Measures and metrics are useful business tools that can help you gain actionable insights. However, it is important to choose the right ones based on your company’s objectives.
Information theory recognises that all measurements are statistical in nature and thus always involve some uncertainty. It therefore defines measurement as a set of observations that reduce this uncertainty.
A unit is a standard quantity used to express the measurement of a physical quantity. For example, the length of a pencil is measured in units of “pencil length” so that it is easy to compare the lengths of different objects. Units can be combined to create derived units that measure more complex physical quantities. The International System of Units (SI) includes seven base units, including the metre for length, second for time, kilogram for mass, kelvin for temperature, candela for light, and mole for the number of particles in a sample.
The SI also uses a common set of prefixed units to denote multiples and fractions of the base units. This makes it easy to perform arithmetic calculations and solve application problems with any of the SI base units. The SI is not the only system of measurement, however, and several other systems are still in use. These other systems often have their own specific unit prefixes that are not included in the standard SI.
Uncertainty refers to the fluctuations in a measurement that result from random errors. These may include readings from different instruments, environmental changes and effects or operator error.
Inaccurate measurements are a reality in any business. The degree and types of inaccuracies that exist must be considered as part of a data analysis to ensure sound business decisions. Learning to calculate uncertainty can help businesses manage the uncertainty present in their measurements.
When calculating an uncertainty, it is important to consider both systematic and random error. Although most laboratory reports will only quote a combined standard uncertainty which represents the combination of both Type A and Type B uncertainties, it is important to realise that this value contains both random and systematic components. To obtain a more robust representation of uncertainty, these combined uncertainties should be multiplied by a coverage factor to produce an expanded uncertainty. This provides an estimate of the range in which the true quantity value may lie within a stated coverage probability or level of confidence.
While the words accuracy and precision are often used interchangeably, they have different meanings when referring to measurement. Accuracy describes how close a single measurement is to its true value, like a bullet hitting the center of a target, while precision explains how well a series of measurements agree with each other. This is why scientists typically report their values to a certain number of significant figures: this implies both an accuracy and a precision.

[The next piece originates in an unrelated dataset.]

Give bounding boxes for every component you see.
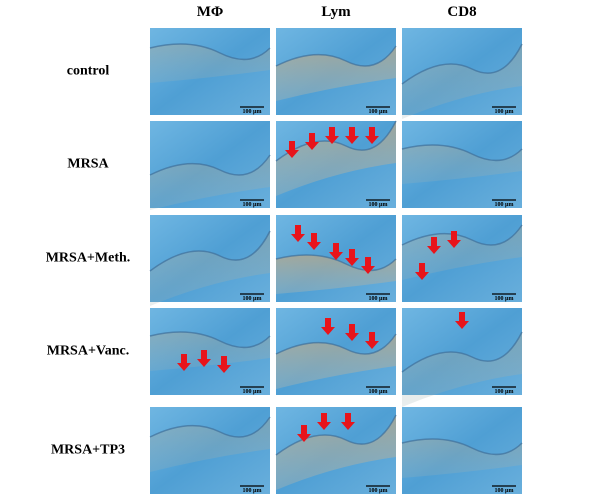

ISO defines accuracy as ‘the proximity of measurement results to their true value’ and precision as ‘the uniformity of repeated measurements under unchanged conditions’. Thus, a high level of accuracy requires both a low bias and a low variability (random error) while a high level of precision requires only a low bias.
A measure’s relevance to a particular problem depends on whether it conveys empirically significant information about that problem. This information could include the presence of an error in a measurement, the degree to which two quantities are alike, or the relationship between a quantity and another quantity.
The relevance of a measure is also influenced by the context in which it is used. In some cases, measurements are made to satisfy specific epistemic desiderata, such as the consistency and coherence of scientific theories. Other times, measurements are made to ensure that a product meets quality standards or to control the operations of an industry.
The National Institute of Standards and Technology, for example, sets standards for the metric system in the United States and regulates commercial measurements. These laws prevent fraud by requiring accurate records of the weight, volume and chemical composition of products. Measurements have pervasive effects on our daily lives. For example, a pilot checks his altimeter as he lands an airplane, and a driver glances at her speedometer.